Sitting next to Pertile on the flight was Brenda Bowen, who works in Classroom Services at the Command and General Staff College. Bowen offered Pertile an ear and a shoulder, and when she found out Evan's affinity for "Army guys," she knew there was something she could do to help.
"She told me about her son and how he loves Soldiers, and I thought 'I bet I can get a few Soldiers to send him messages,'" Bowen said.
After the flight, Bowen contacted Col. Bob Burns, the director of the Center for Army Tactics at CGSC.
"We start getting faculty and the students to send notes to the boy," Burns said.
Evan has a page at caringbridge.org, a Web site for people to connect with loved ones and others during a critical illness.
"There were a significant number of messages that got posted," Burns said. "And then it kind of grows like these things do, and guys in Iraq start sending notes."
Then, Burns called his friend, Combined Arms Center Command Sgt. Maj. Philip Johndrow. Burns was Johndrow's squadron commander in Iraq.
Johndrow, in turn, contacted another friend, Command Sgt. Maj. Stephen Frennier from U.S. Army Recruiting Command. Johndrow told Frennier Evan's story and, less than a week after Bowen and Pertile met on the plane, a group of Memphis recruiters were taking Evan out to lunch.
Johndrow said he knew Evan would appreciate the visit from the Soldiers, but the Soldiers would get a lot out of the visit also.
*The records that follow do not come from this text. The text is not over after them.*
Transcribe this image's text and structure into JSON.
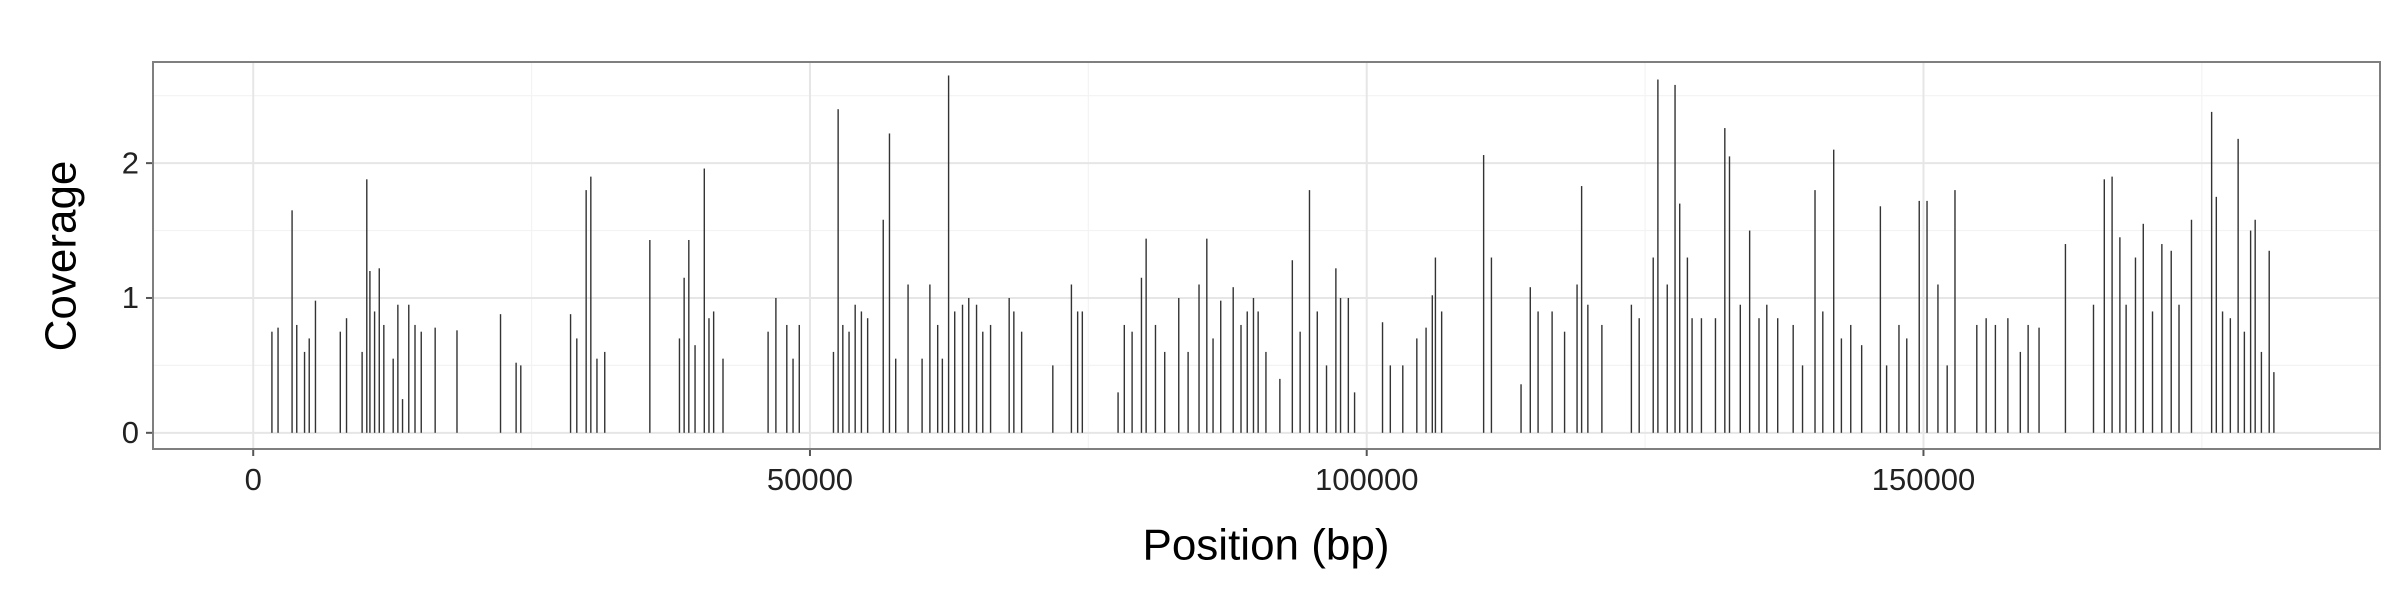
{
  "chart_data": {
    "type": "bar",
    "x_label": "Position (bp)",
    "y_label": "Coverage",
    "color": "#333333",
    "grid": true,
    "xlim": [
      -9000,
      191000
    ],
    "ylim": [
      -0.12,
      2.75
    ],
    "xticks": [
      0,
      50000,
      100000,
      150000
    ],
    "yticks": [
      0,
      1,
      2
    ],
    "x": [
      1680,
      2230,
      3490,
      3910,
      4610,
      5030,
      5590,
      7820,
      8380,
      9780,
      10200,
      10480,
      10900,
      11320,
      11730,
      12570,
      12990,
      13410,
      13970,
      14530,
      15090,
      16340,
      18300,
      22210,
      23610,
      24030,
      28500,
      29060,
      29900,
      30320,
      30870,
      31570,
      35620,
      38280,
      38700,
      39120,
      39680,
      40510,
      40930,
      41350,
      42190,
      46240,
      46940,
      47920,
      48480,
      49040,
      52110,
      52530,
      52950,
      53510,
      54060,
      54620,
      55180,
      56580,
      57140,
      57700,
      58810,
      60070,
      60770,
      61470,
      61890,
      62450,
      63000,
      63700,
      64260,
      64960,
      65520,
      66220,
      67890,
      68310,
      69010,
      71810,
      73480,
      74040,
      74460,
      77670,
      78230,
      78930,
      79770,
      80190,
      81030,
      81860,
      83120,
      83960,
      84940,
      85640,
      86200,
      86890,
      88010,
      88710,
      89270,
      89830,
      90250,
      90950,
      92200,
      93320,
      94020,
      94860,
      95560,
      96390,
      97230,
      97650,
      98350,
      98910,
      101420,
      102120,
      103240,
      104500,
      105330,
      105890,
      106170,
      106730,
      110500,
      111200,
      113860,
      114690,
      115390,
      116650,
      117770,
      118890,
      119300,
      119860,
      121120,
      123770,
      124470,
      125730,
      126150,
      126990,
      127690,
      128110,
      128800,
      129220,
      130060,
      131320,
      132160,
      132580,
      133550,
      134390,
      135230,
      135930,
      136910,
      138300,
      139140,
      140260,
      140960,
      141940,
      142630,
      143470,
      144450,
      146130,
      146690,
      147800,
      148500,
      149620,
      150320,
      151300,
      152130,
      152830,
      154790,
      155630,
      156460,
      157580,
      158700,
      159400,
      160380,
      162750,
      165270,
      166240,
      166940,
      167640,
      168200,
      169040,
      169740,
      170570,
      171410,
      172250,
      172950,
      174070,
      175880,
      176300,
      176860,
      177560,
      178260,
      178820,
      179380,
      179790,
      180350,
      181050,
      181470
    ],
    "values": [
      0.75,
      0.78,
      1.65,
      0.8,
      0.6,
      0.7,
      0.98,
      0.75,
      0.85,
      0.6,
      1.88,
      1.2,
      0.9,
      1.22,
      0.8,
      0.55,
      0.95,
      0.25,
      0.95,
      0.8,
      0.75,
      0.78,
      0.76,
      0.88,
      0.52,
      0.5,
      0.88,
      0.7,
      1.8,
      1.9,
      0.55,
      0.6,
      1.43,
      0.7,
      1.15,
      1.43,
      0.65,
      1.96,
      0.85,
      0.9,
      0.55,
      0.75,
      1.0,
      0.8,
      0.55,
      0.8,
      0.6,
      2.4,
      0.8,
      0.75,
      0.95,
      0.9,
      0.85,
      1.58,
      2.22,
      0.55,
      1.1,
      0.55,
      1.1,
      0.8,
      0.55,
      2.65,
      0.9,
      0.95,
      1.0,
      0.95,
      0.75,
      0.8,
      1.0,
      0.9,
      0.75,
      0.5,
      1.1,
      0.9,
      0.9,
      0.3,
      0.8,
      0.75,
      1.15,
      1.44,
      0.8,
      0.6,
      1.0,
      0.6,
      1.1,
      1.44,
      0.7,
      0.98,
      1.08,
      0.8,
      0.9,
      1.0,
      0.9,
      0.6,
      0.4,
      1.28,
      0.75,
      1.8,
      0.9,
      0.5,
      1.22,
      1.0,
      1.0,
      0.3,
      0.82,
      0.5,
      0.5,
      0.7,
      0.78,
      1.02,
      1.3,
      0.9,
      2.06,
      1.3,
      0.36,
      1.08,
      0.9,
      0.9,
      0.75,
      1.1,
      1.83,
      0.95,
      0.8,
      0.95,
      0.85,
      1.3,
      2.62,
      1.1,
      2.58,
      1.7,
      1.3,
      0.85,
      0.85,
      0.85,
      2.26,
      2.05,
      0.95,
      1.5,
      0.85,
      0.95,
      0.85,
      0.8,
      0.5,
      1.8,
      0.9,
      2.1,
      0.7,
      0.8,
      0.65,
      1.68,
      0.5,
      0.8,
      0.7,
      1.72,
      1.72,
      1.1,
      0.5,
      1.8,
      0.8,
      0.85,
      0.8,
      0.85,
      0.6,
      0.8,
      0.78,
      1.4,
      0.95,
      1.88,
      1.9,
      1.45,
      0.95,
      1.3,
      1.55,
      0.9,
      1.4,
      1.35,
      0.95,
      1.58,
      2.38,
      1.75,
      0.9,
      0.85,
      2.18,
      0.75,
      1.5,
      1.58,
      0.6,
      1.35,
      0.45
    ]
  }
}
"We go through hardships and we go through tough times and to see some of the things Evan is going through, makes some of the things we go through maybe not look as tough," Johndrow said. "To see him, how strong he is and how motivated he is to do what he does - it warms us and motivates us even more to do what we do."
What Evan began doing next surprised everyone. Pertile said Evan had been receiving messages on his Web page saying he needed to eat to be Army strong and that Army Rangers have to eat to be strong.
"He started eating - he had completely quit eating and he was like 'I gotta eat,'" Pertile said. "It was remarkable, it was just incredible, like this unseen force helping my child - the generosity of others."
In addition to the messages on the Web site, Evan has received his own set of ACUs, a beret and a certificate designating him as an honorary Soldier.
In February, Evan was at home in South Carolina and was able to make a visit to Fort Jackson as a guest of Brig. Gen. Bradley May, the commanding general. Evan was wearing his ACUs with patches provided by Johndrow and Burns. Burns had sent him his own colonel rank.
Evan is now back at St. Jude's in Memphis. He just completed his first of four cycles of chemo. Pertile said they expect to be in Memphis at least until the end of July.
Bowen is planning a trip to see Evan soon. She said she talks to his mother pretty much weekly.
"She believes Soldiers make a big difference in her son's recovery," Bowen said. "She thinks it was full circle, after buying those Soldiers lunch."
Pertile said she welcomes posts to her son's Web site http://caringbridge.org/visit/evanpertile
. To register, enter an e-mail address and create a password.
"He keeps telling people he is Army strong," Pertile said. "He tells everybody."